O sırada İbrahim Kulular’a ulaşamayınca o dönem Asayiş’den sorumlu Emniyet Müdür Yardımcısı Mahir Kenanoğlu’nu aradım.

Onun devreye girmesi ve Alkayalar Emlak’ın oraya kadar gelen polis memuruyla telefonda görüşmesi sonrası beni almak için gelen polis memuru “Daha sonra siz ifade vermeye gelirsiniz” diyerek yanımdan ayrıldı.

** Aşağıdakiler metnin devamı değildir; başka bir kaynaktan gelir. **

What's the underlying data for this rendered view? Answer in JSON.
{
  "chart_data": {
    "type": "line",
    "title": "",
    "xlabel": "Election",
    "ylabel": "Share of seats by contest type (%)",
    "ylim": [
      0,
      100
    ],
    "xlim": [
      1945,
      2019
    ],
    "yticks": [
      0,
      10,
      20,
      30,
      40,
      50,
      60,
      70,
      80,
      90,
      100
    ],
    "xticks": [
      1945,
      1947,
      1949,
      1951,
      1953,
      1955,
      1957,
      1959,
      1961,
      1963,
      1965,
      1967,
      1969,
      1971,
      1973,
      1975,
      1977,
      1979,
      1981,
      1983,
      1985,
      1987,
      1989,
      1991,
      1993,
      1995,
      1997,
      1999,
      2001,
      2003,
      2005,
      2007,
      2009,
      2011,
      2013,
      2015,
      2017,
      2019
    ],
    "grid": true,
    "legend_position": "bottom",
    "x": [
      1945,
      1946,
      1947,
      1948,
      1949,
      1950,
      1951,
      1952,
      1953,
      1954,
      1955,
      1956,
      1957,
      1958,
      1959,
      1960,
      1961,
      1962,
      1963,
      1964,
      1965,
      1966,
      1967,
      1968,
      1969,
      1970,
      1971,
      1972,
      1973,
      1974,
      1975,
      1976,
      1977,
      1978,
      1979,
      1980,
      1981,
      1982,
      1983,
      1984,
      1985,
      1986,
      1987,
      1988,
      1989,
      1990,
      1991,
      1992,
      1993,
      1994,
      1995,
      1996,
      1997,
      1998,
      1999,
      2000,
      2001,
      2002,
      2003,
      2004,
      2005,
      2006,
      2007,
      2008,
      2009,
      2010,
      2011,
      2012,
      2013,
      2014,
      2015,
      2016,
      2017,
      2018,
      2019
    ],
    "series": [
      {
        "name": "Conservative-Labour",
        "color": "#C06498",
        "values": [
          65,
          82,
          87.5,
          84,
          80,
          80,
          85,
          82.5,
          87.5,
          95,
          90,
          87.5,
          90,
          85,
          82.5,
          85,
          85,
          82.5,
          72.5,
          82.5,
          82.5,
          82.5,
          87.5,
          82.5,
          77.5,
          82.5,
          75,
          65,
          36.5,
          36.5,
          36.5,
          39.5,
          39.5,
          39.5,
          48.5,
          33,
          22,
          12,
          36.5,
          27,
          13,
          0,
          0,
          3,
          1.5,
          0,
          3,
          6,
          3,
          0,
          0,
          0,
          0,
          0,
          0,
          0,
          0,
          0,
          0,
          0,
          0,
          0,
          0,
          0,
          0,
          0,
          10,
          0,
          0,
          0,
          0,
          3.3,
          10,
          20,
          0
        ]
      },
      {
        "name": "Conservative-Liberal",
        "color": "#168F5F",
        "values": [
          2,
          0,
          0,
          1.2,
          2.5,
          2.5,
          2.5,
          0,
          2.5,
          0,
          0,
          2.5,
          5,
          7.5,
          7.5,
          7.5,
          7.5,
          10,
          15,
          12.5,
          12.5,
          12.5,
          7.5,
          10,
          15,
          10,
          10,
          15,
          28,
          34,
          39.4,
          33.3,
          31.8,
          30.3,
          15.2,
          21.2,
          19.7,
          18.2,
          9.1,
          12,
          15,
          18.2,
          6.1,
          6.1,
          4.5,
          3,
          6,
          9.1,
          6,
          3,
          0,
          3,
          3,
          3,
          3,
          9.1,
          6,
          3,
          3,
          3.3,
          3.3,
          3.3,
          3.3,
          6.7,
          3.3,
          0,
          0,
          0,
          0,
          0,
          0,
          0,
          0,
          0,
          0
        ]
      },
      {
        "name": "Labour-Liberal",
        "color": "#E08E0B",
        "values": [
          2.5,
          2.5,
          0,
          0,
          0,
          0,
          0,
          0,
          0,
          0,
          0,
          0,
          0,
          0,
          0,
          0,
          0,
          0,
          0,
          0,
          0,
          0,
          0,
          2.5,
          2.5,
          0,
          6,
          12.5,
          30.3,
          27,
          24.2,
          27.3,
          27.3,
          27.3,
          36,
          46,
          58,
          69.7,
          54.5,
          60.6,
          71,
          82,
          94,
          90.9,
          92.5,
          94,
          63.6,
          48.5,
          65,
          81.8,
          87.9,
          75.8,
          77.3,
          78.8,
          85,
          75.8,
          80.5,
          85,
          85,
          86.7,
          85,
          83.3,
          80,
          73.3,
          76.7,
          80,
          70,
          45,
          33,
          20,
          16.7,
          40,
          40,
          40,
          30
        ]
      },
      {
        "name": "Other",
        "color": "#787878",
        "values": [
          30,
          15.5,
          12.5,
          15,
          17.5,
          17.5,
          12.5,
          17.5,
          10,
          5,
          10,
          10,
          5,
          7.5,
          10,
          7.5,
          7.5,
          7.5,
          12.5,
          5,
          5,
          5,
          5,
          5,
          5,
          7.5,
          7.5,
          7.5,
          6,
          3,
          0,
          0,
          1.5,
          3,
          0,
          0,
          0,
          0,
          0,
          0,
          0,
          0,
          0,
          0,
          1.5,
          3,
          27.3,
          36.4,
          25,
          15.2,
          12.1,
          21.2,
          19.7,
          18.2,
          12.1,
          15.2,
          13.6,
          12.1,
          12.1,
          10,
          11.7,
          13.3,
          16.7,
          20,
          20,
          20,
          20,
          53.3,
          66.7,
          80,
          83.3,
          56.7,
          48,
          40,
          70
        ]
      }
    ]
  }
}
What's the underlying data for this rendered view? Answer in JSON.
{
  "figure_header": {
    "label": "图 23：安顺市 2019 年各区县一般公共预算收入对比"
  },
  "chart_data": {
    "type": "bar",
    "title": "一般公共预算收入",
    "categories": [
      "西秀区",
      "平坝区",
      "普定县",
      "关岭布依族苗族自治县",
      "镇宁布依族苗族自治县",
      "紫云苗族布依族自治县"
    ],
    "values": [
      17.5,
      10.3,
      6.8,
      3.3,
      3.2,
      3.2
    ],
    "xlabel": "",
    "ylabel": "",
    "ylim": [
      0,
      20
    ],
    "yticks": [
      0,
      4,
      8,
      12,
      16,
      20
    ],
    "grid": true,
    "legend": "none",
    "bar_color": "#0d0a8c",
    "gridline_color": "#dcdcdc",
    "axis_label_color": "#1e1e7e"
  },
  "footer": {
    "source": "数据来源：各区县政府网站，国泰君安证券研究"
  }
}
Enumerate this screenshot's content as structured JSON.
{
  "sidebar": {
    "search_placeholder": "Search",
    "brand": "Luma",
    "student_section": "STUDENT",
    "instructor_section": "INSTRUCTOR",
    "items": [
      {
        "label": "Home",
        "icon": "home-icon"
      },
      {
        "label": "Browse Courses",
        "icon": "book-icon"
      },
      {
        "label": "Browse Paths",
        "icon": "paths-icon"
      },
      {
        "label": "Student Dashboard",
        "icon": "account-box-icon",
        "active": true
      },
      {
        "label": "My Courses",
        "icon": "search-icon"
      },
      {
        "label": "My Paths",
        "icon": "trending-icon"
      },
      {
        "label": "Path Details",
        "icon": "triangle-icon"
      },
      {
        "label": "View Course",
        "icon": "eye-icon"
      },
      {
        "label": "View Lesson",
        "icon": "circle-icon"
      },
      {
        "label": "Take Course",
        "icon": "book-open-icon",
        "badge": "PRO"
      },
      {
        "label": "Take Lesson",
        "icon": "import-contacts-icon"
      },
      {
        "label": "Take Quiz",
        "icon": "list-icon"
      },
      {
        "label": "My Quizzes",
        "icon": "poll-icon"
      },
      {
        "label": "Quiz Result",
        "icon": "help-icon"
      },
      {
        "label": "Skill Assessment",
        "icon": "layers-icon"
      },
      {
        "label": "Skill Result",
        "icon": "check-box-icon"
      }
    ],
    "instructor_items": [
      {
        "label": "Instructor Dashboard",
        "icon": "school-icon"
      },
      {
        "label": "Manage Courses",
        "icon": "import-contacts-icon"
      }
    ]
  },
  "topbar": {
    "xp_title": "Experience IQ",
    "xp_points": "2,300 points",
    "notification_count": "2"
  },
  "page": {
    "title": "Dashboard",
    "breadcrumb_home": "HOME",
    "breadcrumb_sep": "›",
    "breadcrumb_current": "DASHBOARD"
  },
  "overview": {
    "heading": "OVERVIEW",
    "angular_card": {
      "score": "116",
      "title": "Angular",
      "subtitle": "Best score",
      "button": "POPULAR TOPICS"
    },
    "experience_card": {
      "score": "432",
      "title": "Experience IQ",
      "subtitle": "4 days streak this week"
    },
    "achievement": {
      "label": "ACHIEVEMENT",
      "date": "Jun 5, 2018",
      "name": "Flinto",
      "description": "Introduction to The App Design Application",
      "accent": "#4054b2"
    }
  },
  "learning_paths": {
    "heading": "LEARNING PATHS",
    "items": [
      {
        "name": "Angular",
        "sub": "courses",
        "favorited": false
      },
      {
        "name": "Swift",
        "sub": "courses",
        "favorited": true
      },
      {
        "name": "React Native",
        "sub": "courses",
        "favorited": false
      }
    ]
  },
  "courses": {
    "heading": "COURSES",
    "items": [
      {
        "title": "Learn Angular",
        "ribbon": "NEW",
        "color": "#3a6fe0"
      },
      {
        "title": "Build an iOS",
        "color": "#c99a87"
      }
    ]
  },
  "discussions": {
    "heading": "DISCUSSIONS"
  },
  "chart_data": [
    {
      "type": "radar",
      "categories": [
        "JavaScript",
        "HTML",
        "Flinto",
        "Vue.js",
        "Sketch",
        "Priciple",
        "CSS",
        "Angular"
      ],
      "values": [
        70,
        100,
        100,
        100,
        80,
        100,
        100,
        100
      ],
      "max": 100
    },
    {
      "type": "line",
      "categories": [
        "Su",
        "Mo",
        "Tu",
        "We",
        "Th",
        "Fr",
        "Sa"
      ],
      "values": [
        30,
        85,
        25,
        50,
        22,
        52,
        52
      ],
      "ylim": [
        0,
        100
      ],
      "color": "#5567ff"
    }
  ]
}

O gün benim için gönderilen polis beni almamıştı ya ertesi gün emniyete gittim, Güvenlik Şube de tepemde 1 adet güvenlik kamerasının çektiği bir masadaki polis, facebook paylaşımlarını göstererek hakkımda BİMER ve CİMER kanalıyla Cumhurbaşkanı Recep Tayyip Erdoğan’a hakaret ettiğim iddiasıyla şikayet olduğunu söyleyip savunma yapmamı istedi.

Ben de facebookdan elde edildiği söylenen 2014 yıllarını kapsayan o siber raporunu gördükten sonra, “O paylaşımlar bana ait değil, benim facebook hesabım çalınmıştı” diyerek avukatımla ifade vermeye geleceğimi söyledim ve emniyetten ayrıldım.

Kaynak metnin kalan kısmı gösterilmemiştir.